Aaron Lebedeff was born in Gomel, Russia in 1873. As a young adult, he often appeared in Warsaw, where he began his career on stage. He was nicknamed “Litvak Komiker,” (the Lithuanian Yiddish comic) both for his stage manner, and for the humorous songs he composed and sang. In 1912 he began to perform at The Itzkhok Zandberg’s theater in Lódz. Around the same time, he married Vera Lubow and joined the Avrom Fishzohn troupe. During the Russian Revolution, he gave concerts for the American Red Cross troupes. Finally in 1920 he moved to New York, where he became one of the leading actors for Boris Thomashefsky’s National Theater. Lebedeff was a star of the National Theater for six consecutive seasons, at which point Thomashevsky and Lebedeff relocated to the Liberty Theater in Brooklyn.

While performing at the Liberty Theater, Lebedeff continued to make appearances at the National Theater, under directors Natan Goldberg and Jacob Jacobs. Lebedeff also toured extensively throughout the United States, cementing his status as national acting star. Throughout the 1920’s and 1930’s, he appeared often in Boston, Philadephia, and Detroit. For the 1929-30 season Lebedeff was engaged by Chicago's Lawndale Theatre. At the end of the season he made a guest appearance at New York's National Theatre, where on April 9, 1930 he staged Kalmanovitsh's Motke fun Slobodke.
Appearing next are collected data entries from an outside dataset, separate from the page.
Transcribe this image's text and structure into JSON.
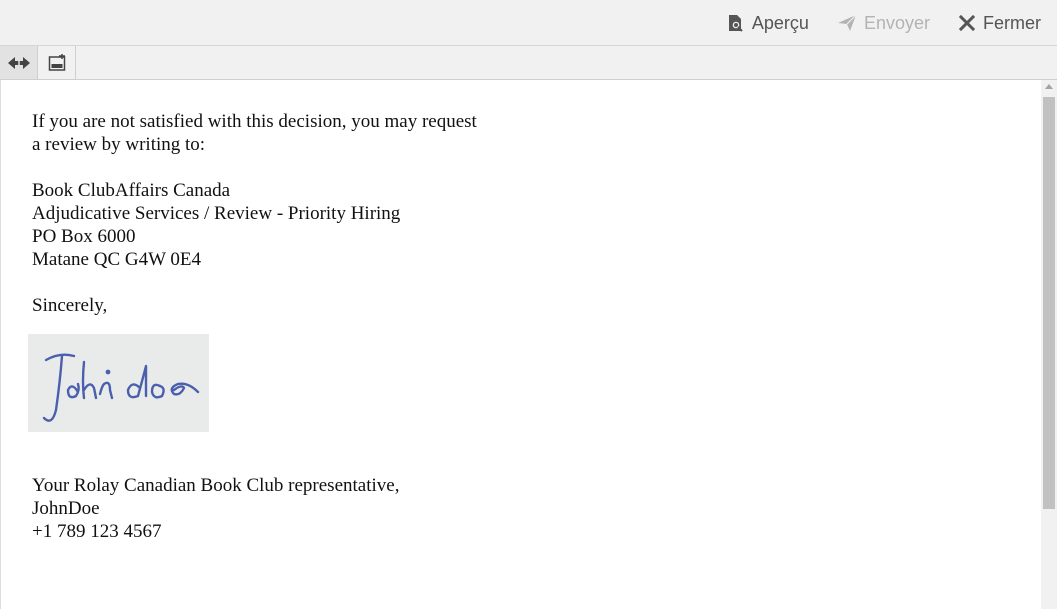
{
  "header": {
    "actions": [
      {
        "label": "Aperçu",
        "icon": "preview-icon",
        "enabled": true
      },
      {
        "label": "Envoyer",
        "icon": "send-icon",
        "enabled": false
      },
      {
        "label": "Fermer",
        "icon": "close-icon",
        "enabled": true
      }
    ]
  },
  "toolbar": {
    "buttons": [
      {
        "icon": "direction-toggle-icon",
        "active": true
      },
      {
        "icon": "insert-field-icon",
        "active": false
      }
    ]
  },
  "letter": {
    "intro_lines": [
      "If you are not satisfied with this decision, you may request",
      "a review by writing to:"
    ],
    "address_lines": [
      "Book ClubAffairs Canada",
      "Adjudicative Services / Review - Priority Hiring",
      "PO Box 6000",
      "Matane QC G4W 0E4"
    ],
    "closing": "Sincerely,",
    "signature_text": "John doe",
    "signature_lines": [
      "Your Rolay Canadian Book Club representative,",
      "JohnDoe",
      "+1 789 123 4567"
    ]
  },
  "colors": {
    "bar_background": "#f1f1f1",
    "action_text": "#555555",
    "action_disabled": "#b3b3b3",
    "signature_ink": "#4a5fae"
  }
}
Lebedeff produced nearly eighty records in the 1920's, mostly for Emerson, Brunswick, and Vocalion. The commercial popularity of Lebedeff's records also helped to increase his reputation in Jewish communities throughout the United States. Lebedeff often chose to perform songs that appealed to his audiences’ nostalgia for Old World Europe. Perhaps the best example of this is Lebedeff’s hit 'Die Grine Kusine,' composed by Abe Schwartz and Hyman Prizant, and published by J. and J. Kammen. The song tells the story of a naïve country girl who left for America, where she met a man who led to her downfall. Lebedeff also had a penchant for composing and performing songs that featured and romanticized the provincial villages and towns of Lithuania, Poland, Russia proper, and Romania. This fondness for Old World themes is immediately evident even in the titles of some Lebedeff’s most popular songs:  'The Roumanian Litvak,' 'A Khazendi in America' (1928), 'Vayt Fun Der Heym' (Far from home) (1926), 'Roumanische Karnatzlach' (Romanian sausage) (1927), and many more. Lebedeff continued to be active in Yiddish theater well into the 1940’s. When he died on November 8, 1960, the Yiddish theatre lost one of its most formative and influential comedic stars.